Infections with chlamydia and gonorrhea often lack symptoms and, left untreated, may result in pelvic inflammatory disease and infertility.
“Our Health Trends data shows that sexually transmitted infections do not discriminate by age,” said lead researcher Harvey W. Kaufman, M.D., Senior Medical Director and Director, Health Trends Research Program at Quest Diagnostics. “When a sexually transmitted infection goes undetected and untreated, the result can be long-term health problems such as infertility and unknowing transmission of the infection to others. Sexual behaviors have changed in the United States, and guidelines need to reflect that women may be spending longer periods of time being sexually active and with more partners prior to childbearing than in the past.”
Among the key findings:
The annual chlamydia positivity rate increased by 18 percent overall (4.9% in 2010 to 5.8% in 2017), while annual gonorrhea positivity increased by 33 percent overall (0.7% in 2010 to 0.9% in 2017).
Although women ages 18-24 were more likely to test positive for either infection, women 25-30 years of age experienced a higher increase over the 8-year period. Among women 25-30 years of age, the positivity rate increased by 50 percent (from 2.2% in 2010 to 3.3% in 2017), compared to women in the 18-24 age group, at 21 percent (6.1% to 7.4%).
Among the youngest (12-17) age group, the positivity rate declined 17 percent for chlamydia (8.9% in 2010 to 7.4% in 2017) and 14 percent for gonorrhea (1.33% in 2010 to 1.17% in 2017).

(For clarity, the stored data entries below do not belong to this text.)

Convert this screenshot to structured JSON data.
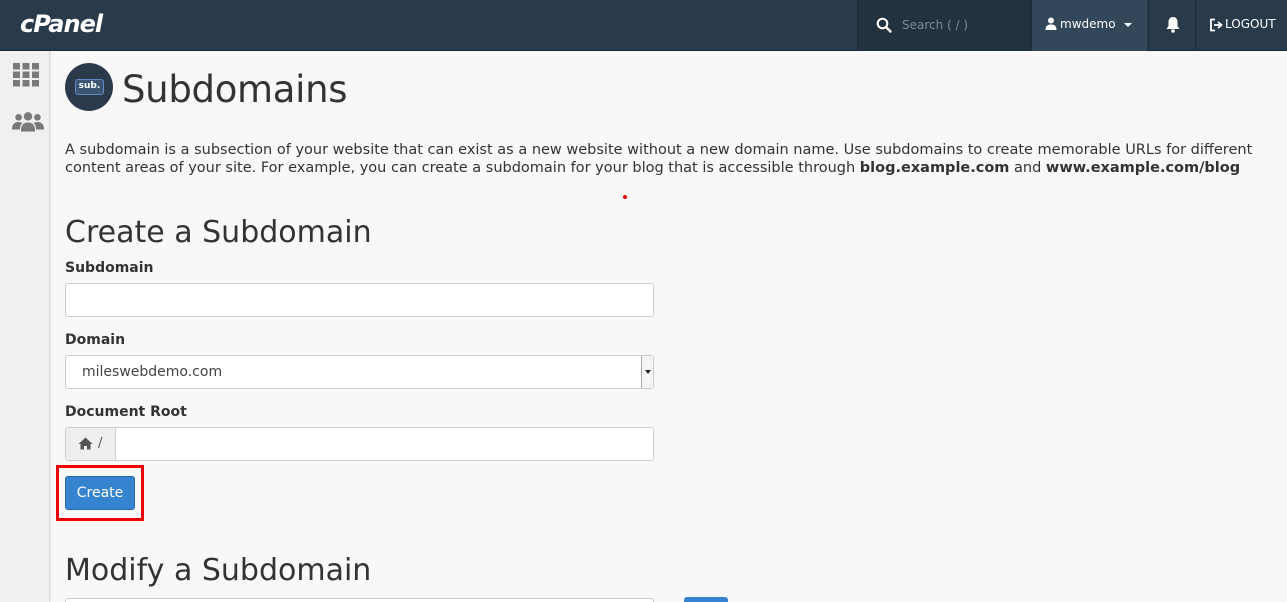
{
  "header": {
    "logo_text": "cPanel",
    "search_placeholder": "Search ( / )",
    "username": "mwdemo",
    "logout_label": "LOGOUT"
  },
  "page": {
    "icon_text": "sub.",
    "title": "Subdomains",
    "description_part1": "A subdomain is a subsection of your website that can exist as a new website without a new domain name. Use subdomains to create memorable URLs for different content areas of your site. For example, you can create a subdomain for your blog that is accessible through ",
    "description_bold1": "blog.example.com",
    "description_and": " and ",
    "description_bold2": "www.example.com/blog"
  },
  "create_form": {
    "section_title": "Create a Subdomain",
    "subdomain_label": "Subdomain",
    "subdomain_value": "",
    "domain_label": "Domain",
    "domain_selected": "mileswebdemo.com",
    "docroot_label": "Document Root",
    "docroot_prefix": "/",
    "docroot_value": "",
    "create_button": "Create"
  },
  "modify_section": {
    "title": "Modify a Subdomain"
  },
  "colors": {
    "topbar": "#293a4a",
    "primary_button": "#3683d0",
    "highlight": "#ee0000"
  }
}
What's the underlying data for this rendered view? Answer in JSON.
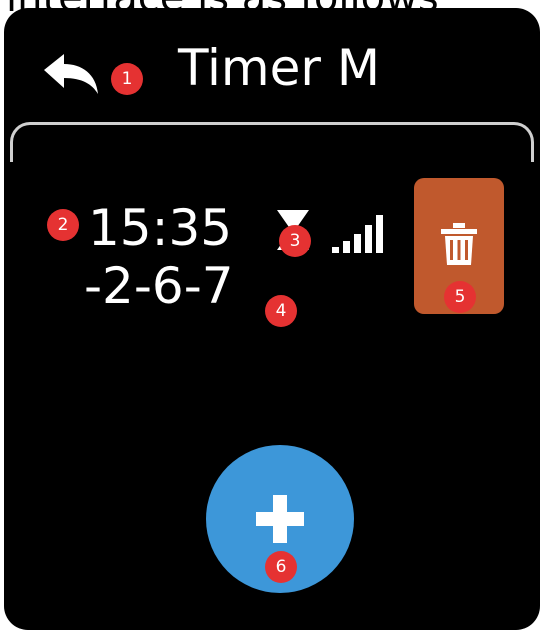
{
  "caption": "interface is as follows",
  "header": {
    "title": "Timer M"
  },
  "alarm": {
    "time": "15:35",
    "days": "-2-6-7"
  },
  "badges": [
    "1",
    "2",
    "3",
    "4",
    "5",
    "6"
  ],
  "colors": {
    "background": "#000000",
    "delete": "#c0592d",
    "add": "#3d97d9",
    "badge": "#e53232"
  },
  "icons": {
    "back": "back-arrow-icon",
    "timer": "hourglass-icon",
    "signal": "signal-bars-icon",
    "delete": "trash-icon",
    "add": "plus-icon"
  }
}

“Our analysis raises the possibility that some women in the United States are prematurely aging out of access to annual screening, given current guidelines,” said co-author Damian P. Alagia, III, M.D., Senior Medical Director of Woman’s Health for Quest Diagnostics. “As such, women over the age of 24 years can only access testing if they are symptomatic or labeled ‘high risk’ by their healthcare provider following a potentially uncomfortable dialogue about their sexual behavior. Given changing sexual mores, a more thoughtful and inclusive population screening approach supporting screening access for women above the age of 24 years is overdue.”
The study, “Chlamydia and Gonorrhea: Shifting Age-Based Positivity among Young Females, 2010-2017,” is available at: https://www.sciencedirect.com/science/article/pii/S0749379720302713#!
Approximately 1,760,000 cases of chlamydia and 583,000 cases of gonorrhea infections were reported to the Centers for Disease Control and Prevention in 2018.